Why is Tennessee Last in the Nation in School Funding?
Volunteer State hits rock bottom in school funding, lags behind Southeastern neighbors
Tennessee has finally done it. After back-to-back GOP Governors and more than a decade of a GOP supermajority in the legislature, the state is now dead last in school funding in the United States.
While Gov. Bill Lee and lawmakers found $300 million in next year’s budget for a rapidly expanding private school discount coupon scheme, the state’s public schools (and the nearly 1 million students in them) are coming up losers.
A breakdown of the most recent national analysis of school funding by state finds:
Dead last — 51st — in per-student spending. Tennessee spent $12,147 per student in average daily attendance in the 2024–25 school year, ranking 51st nationally — last among all 50 states and the District of Columbia. That’s a three-spot collapse from the prior year’s 48th-place ranking. The national average is $19,393 per student — more than $7,200 above what Tennessee invests. (Per NEA Rankings of the States 2025; page 30)

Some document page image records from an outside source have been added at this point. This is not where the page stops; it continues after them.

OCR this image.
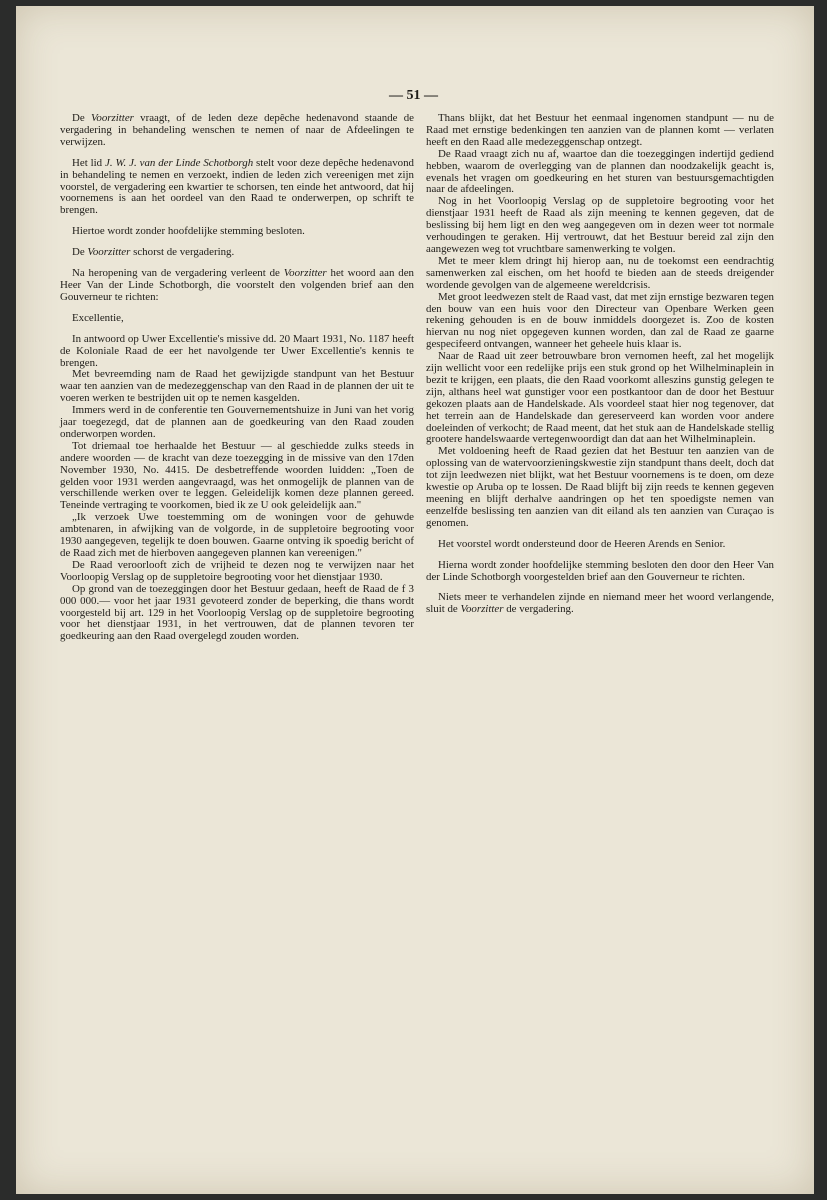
— 51 —

De Voorzitter vraagt, of de leden deze depêche hedenavond staande de vergadering in behandeling wenschen te nemen of naar de Afdeelingen te verwijzen.

Het lid J. W. J. van der Linde Schotborgh stelt voor deze depêche hedenavond in behandeling te nemen en verzoekt, indien de leden zich vereenigen met zijn voorstel, de vergadering een kwartier te schorsen, ten einde het antwoord, dat hij voornemens is aan het oordeel van den Raad te onderwerpen, op schrift te brengen.

Hiertoe wordt zonder hoofdelijke stemming besloten.

De Voorzitter schorst de vergadering.

Na heropening van de vergadering verleent de Voorzitter het woord aan den Heer Van der Linde Schotborgh, die voorstelt den volgenden brief aan den Gouverneur te richten:

Excellentie,

In antwoord op Uwer Excellentie's missive dd. 20 Maart 1931, No. 1187 heeft de Koloniale Raad de eer het navolgende ter Uwer Excellentie's kennis te brengen.

Met bevreemding nam de Raad het gewijzigde standpunt van het Bestuur waar ten aanzien van de medezeggenschap van den Raad in de plannen der uit te voeren werken te bestrijden uit op te nemen kasgelden.

Immers werd in de conferentie ten Gouvernementshuize in Juni van het vorig jaar toegezegd, dat de plannen aan de goedkeuring van den Raad zouden onderworpen worden.

Tot driemaal toe herhaalde het Bestuur — al geschiedde zulks steeds in andere woorden — de kracht van deze toezegging in de missive van den 17den November 1930, No. 4415. De desbetreffende woorden luidden: „Toen de gelden voor 1931 werden aangevraagd, was het onmogelijk de plannen van de verschillende werken over te leggen. Geleidelijk komen deze plannen gereed. Teneinde vertraging te voorkomen, bied ik ze U ook geleidelijk aan."

„Ik verzoek Uwe toestemming om de woningen voor de gehuwde ambtenaren, in afwijking van de volgorde, in de suppletoire begrooting voor 1930 aangegeven, tegelijk te doen bouwen. Gaarne ontving ik spoedig bericht of de Raad zich met de hierboven aangegeven plannen kan vereenigen."

De Raad veroorlooft zich de vrijheid te dezen nog te verwijzen naar het Voorloopig Verslag op de suppletoire begrooting voor het dienstjaar 1930.

Op grond van de toezeggingen door het Bestuur gedaan, heeft de Raad de f 3 000 000.— voor het jaar 1931 gevoteerd zonder de beperking, die thans wordt voorgesteld bij art. 129 in het Voorloopig Verslag op de suppletoire begrooting voor het dienstjaar 1931, in het vertrouwen, dat de plannen tevoren ter goedkeuring aan den Raad overgelegd zouden worden.

Thans blijkt, dat het Bestuur het eenmaal ingenomen standpunt — nu de Raad met ernstige bedenkingen ten aanzien van de plannen komt — verlaten heeft en den Raad alle medezeggenschap ontzegt.

De Raad vraagt zich nu af, waartoe dan die toezeggingen indertijd gediend hebben, waarom de overlegging van de plannen dan noodzakelijk geacht is, evenals het vragen om goedkeuring en het sturen van bestuursgemachtigden naar de afdeelingen.

Nog in het Voorloopig Verslag op de suppletoire begrooting voor het dienstjaar 1931 heeft de Raad als zijn meening te kennen gegeven, dat de beslissing bij hem ligt en den weg aangegeven om in dezen weer tot normale verhoudingen te geraken. Hij vertrouwt, dat het Bestuur bereid zal zijn den aangewezen weg tot vruchtbare samenwerking te volgen.

Met te meer klem dringt hij hierop aan, nu de toekomst een eendrachtig samenwerken zal eischen, om het hoofd te bieden aan de steeds dreigender wordende gevolgen van de algemeene wereldcrisis.

Met groot leedwezen stelt de Raad vast, dat met zijn ernstige bezwaren tegen den bouw van een huis voor den Directeur van Openbare Werken geen rekening gehouden is en de bouw inmiddels doorgezet is. Zoo de kosten hiervan nu nog niet opgegeven kunnen worden, dan zal de Raad ze gaarne gespecifeerd ontvangen, wanneer het geheele huis klaar is.

Naar de Raad uit zeer betrouwbare bron vernomen heeft, zal het mogelijk zijn wellicht voor een redelijke prijs een stuk grond op het Wilhelminaplein in bezit te krijgen, een plaats, die den Raad voorkomt alleszins gunstig gelegen te zijn, althans heel wat gunstiger voor een postkantoor dan de door het Bestuur gekozen plaats aan de Handelskade. Als voordeel staat hier nog tegenover, dat het terrein aan de Handelskade dan gereserveerd kan worden voor andere doeleinden of verkocht; de Raad meent, dat het stuk aan de Handelskade stellig grootere handelswaarde vertegenwoordigt dan dat aan het Wilhelminaplein.

Met voldoening heeft de Raad gezien dat het Bestuur ten aanzien van de oplossing van de watervoorzieningskwestie zijn standpunt thans deelt, doch dat tot zijn leedwezen niet blijkt, wat het Bestuur voornemens is te doen, om deze kwestie op Aruba op te lossen. De Raad blijft bij zijn reeds te kennen gegeven meening en blijft derhalve aandringen op het ten spoedigste nemen van eenzelfde beslissing ten aanzien van dit eiland als ten aanzien van Curaçao is genomen.

Het voorstel wordt ondersteund door de Heeren Arends en Senior.

Hierna wordt zonder hoofdelijke stemming besloten den door den Heer Van der Linde Schotborgh voorgestelden brief aan den Gouverneur te richten.

Niets meer te verhandelen zijnde en niemand meer het woord verlangende, sluit de Voorzitter de vergadering.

$1.9 billion needed to catch closest neighboring state. At dead last, Tennessee also ranks worse than every state on its borders. Virginia spends $19,168 per student — roughly the national average and more than $7,000 above Tennessee. Even Mississippi, the closest neighboring state in per-student funding, spends approximately $2,000 more per student than Tennessee. To only catch up with Mississippi’s per-student investment, Tennessee’s student funding formula would need to generate an additional $1.9 billion.
I recently noted that Tennessee teacher morale is below the national average - while that story addressed issues other than pay, resources provided to schools and teachers certainly play a role.
Teacher morale is declining nationally, a new report suggests. And, the morale of teachers in Tennessee is below the national average (and below several of our neighboring states).
Education Week provides the national and state-level data based on a survey of teachers across the U.S.
Tennessee teachers reported a +10 - an overall positive ranking, but lower than the national average of +13. Tennessee teachers also reported lower overall morale than those in some neighboring states (South Carolina, 16; Arkansas, 24; Mississippi, 16; Georgia, 13).
The NEA report also notes the sad status of teacher pay in Tennessee:
40th in average teacher pay — and teachers are earning less in real terms. The average Tennessee public school teacher earned $61,222 in the 2024–25 school year, ranking 40th in the nation. After adjusting for inflation, Tennessee teacher pay has fallen 6.5% over the last decade — meaning teachers are being paid less today in real dollars than they were 10 years ago.
Senate Democratic Caucus Chair London Lamar said of the report’s findings:
“While Gov. Lee and Republicans were busy shoveling hundreds of millions of taxpayer dollars into their private school voucher scam, they left nearly a million kids in Tennessee’s public schools with less funding per student than anywhere else in the nation. This isn’t an accident — it’s a choice. And Tennessee families are paying the price.”




Andy,I don't think the super majority cares. It has been the mission of the Lee administration to devalue and end public education. So far they were unsuccessful, but not for lack of trying. I can only hope that the voters will look at what they have done and pledge to restore funding and support for public education.